Dragoonlordz wrote...
Your talk about films is still pointless. Films do not sell fixes and neither is Bioware. It has no relevance.
Which is where that 'analogy' thing comes in.
Games do sell extra additional content that "enhances" the product not "fixes". Fixes are free and they are called patches. This is not a fix issue, it is an enhance issue. DLC enchances (at cost), patches fix (for free). You trying to phrase it as fix in inaccurate. There is an ending already present in the game, this DLC which "enchances" that ending should be paid for and it is not a patch and it is not a fix.

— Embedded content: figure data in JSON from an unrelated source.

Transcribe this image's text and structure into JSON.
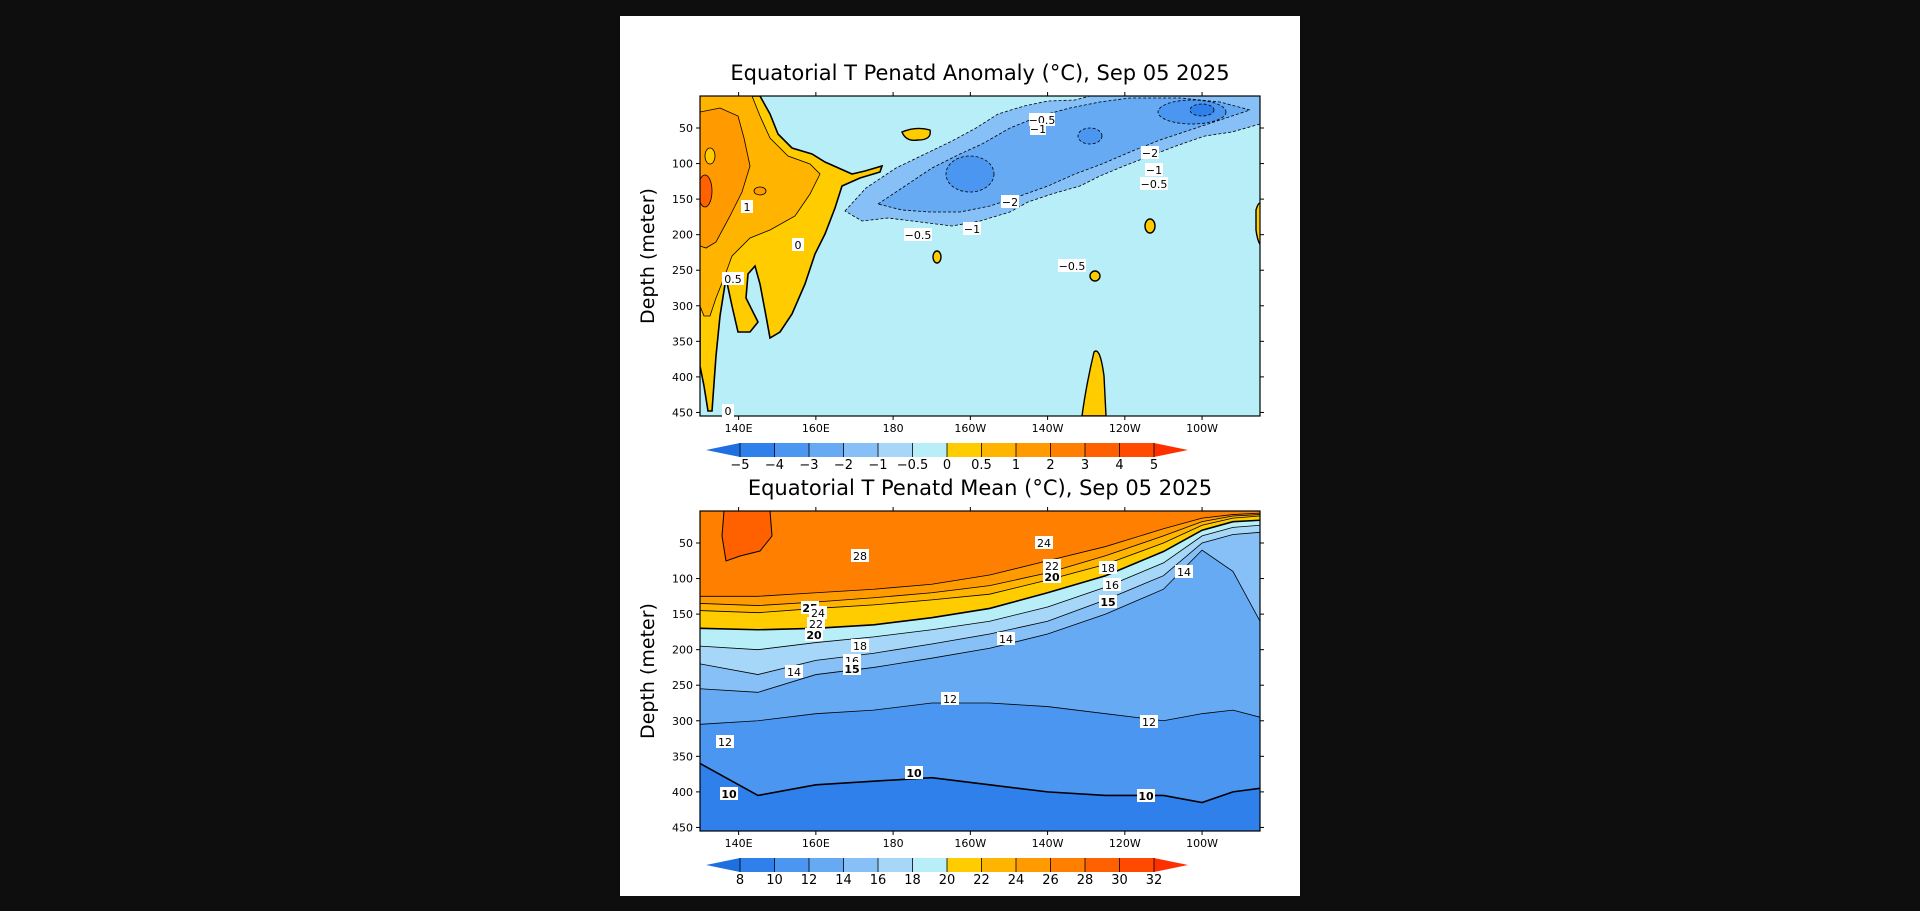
{
  "viewer": {
    "background": "#0e0e0e"
  },
  "chart_data": [
    {
      "type": "heatmap",
      "title": "Equatorial T Penatd Anomaly (°C), Sep 05 2025",
      "xlabel": "",
      "ylabel": "Depth (meter)",
      "x_ticks": [
        "140E",
        "160E",
        "180",
        "160W",
        "140W",
        "120W",
        "100W"
      ],
      "x_tick_values": [
        140,
        160,
        180,
        200,
        220,
        240,
        260
      ],
      "xlim": [
        130,
        275
      ],
      "y_ticks": [
        50,
        100,
        150,
        200,
        250,
        300,
        350,
        400,
        450
      ],
      "ylim": [
        5,
        455
      ],
      "y_inverted": true,
      "colorbar": {
        "labels": [
          "−5",
          "−4",
          "−3",
          "−2",
          "−1",
          "−0.5",
          "0",
          "0.5",
          "1",
          "2",
          "3",
          "4",
          "5"
        ],
        "colors": [
          "#1e6fe0",
          "#2f80ea",
          "#4a96f0",
          "#66aaf4",
          "#86c0f7",
          "#a6d6f8",
          "#b8eef8",
          "#ffcc00",
          "#ffb400",
          "#ff9a00",
          "#ff8000",
          "#ff6000",
          "#ff4a00",
          "#ff3000"
        ]
      },
      "contour_labels": [
        "−0.5",
        "−1",
        "−2",
        "−1",
        "−0.5",
        "−2",
        "−1",
        "−0.5",
        "−0.5",
        "1",
        "0",
        "0.5",
        "0"
      ],
      "fields": {
        "background": "#b8eef8",
        "warm_tongue": "#ffcc00",
        "warm_core": "#ffb400",
        "warm_peak": "#ff9a00",
        "hot_spot": "#ff6000",
        "cool": "#86c0f7",
        "cooler": "#66aaf4",
        "coolest": "#4a96f0"
      }
    },
    {
      "type": "heatmap",
      "title": "Equatorial T Penatd Mean (°C), Sep 05 2025",
      "xlabel": "",
      "ylabel": "Depth (meter)",
      "x_ticks": [
        "140E",
        "160E",
        "180",
        "160W",
        "140W",
        "120W",
        "100W"
      ],
      "x_tick_values": [
        140,
        160,
        180,
        200,
        220,
        240,
        260
      ],
      "xlim": [
        130,
        275
      ],
      "y_ticks": [
        50,
        100,
        150,
        200,
        250,
        300,
        350,
        400,
        450
      ],
      "ylim": [
        5,
        455
      ],
      "y_inverted": true,
      "colorbar": {
        "labels": [
          "8",
          "10",
          "12",
          "14",
          "16",
          "18",
          "20",
          "22",
          "24",
          "26",
          "28",
          "30",
          "32"
        ],
        "colors": [
          "#1e6fe0",
          "#2f80ea",
          "#4a96f0",
          "#66aaf4",
          "#86c0f7",
          "#a6d6f8",
          "#b8eef8",
          "#ffcc00",
          "#ffb400",
          "#ff9a00",
          "#ff8000",
          "#ff6000",
          "#ff4a00",
          "#ff3000"
        ]
      },
      "contour_labels": [
        "28",
        "24",
        "22",
        "20",
        "18",
        "16",
        "15",
        "14",
        "25",
        "24",
        "22",
        "20",
        "18",
        "16",
        "15",
        "14",
        "14",
        "12",
        "12",
        "12",
        "10",
        "10",
        "10"
      ],
      "isotherm_depths_m": {
        "x": [
          130,
          145,
          160,
          175,
          190,
          205,
          220,
          235,
          250,
          260,
          268,
          275
        ],
        "t28": [
          125,
          125,
          120,
          115,
          108,
          95,
          75,
          55,
          30,
          15,
          10,
          8
        ],
        "t26": [
          135,
          138,
          133,
          127,
          120,
          110,
          92,
          68,
          40,
          20,
          12,
          10
        ],
        "t24": [
          145,
          148,
          142,
          137,
          130,
          122,
          102,
          80,
          50,
          25,
          15,
          12
        ],
        "t20": [
          170,
          172,
          170,
          165,
          155,
          142,
          120,
          96,
          62,
          32,
          20,
          18
        ],
        "t18": [
          195,
          200,
          190,
          182,
          172,
          160,
          140,
          112,
          78,
          40,
          28,
          25
        ],
        "t16": [
          220,
          235,
          215,
          205,
          192,
          178,
          160,
          130,
          96,
          50,
          38,
          35
        ],
        "t14": [
          255,
          260,
          235,
          225,
          212,
          198,
          178,
          150,
          115,
          60,
          90,
          160
        ],
        "t12": [
          305,
          300,
          290,
          285,
          275,
          275,
          280,
          290,
          300,
          290,
          285,
          295
        ],
        "t10": [
          360,
          405,
          390,
          385,
          380,
          390,
          400,
          405,
          405,
          415,
          400,
          395
        ]
      }
    }
  ]
}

But if a patch 'enhances' a part of the game by making it better, such as the 'patch' that fixed DA:O by making daggers for Rogues have their damage based on Dexterity rather than Strength, surely it should be a 'DLC' then? If the 'patch' that rebalanced multiplayer in ME3 thereby 'enhanced' it, it should be a 'DLC' then, surely? Does this mean the free batsuit 'DLC' for Batman Arkham City is actually a 'patch'? Is the forthcoming 2.0 'patch' for the Witcher 2 actually a 'DLC' because it adds the Arena mode, even though it's going to be free?
The simple fact is that the only thing that separates a DLC from a patch is that a DLC is called a DLC and is usually (but not always) paid for, and a patch is called a patch and usually isn't. This is partially why it is an industry-wide problem that sometimes this fact is abused to have fixes be called 'DLC' and be charged for.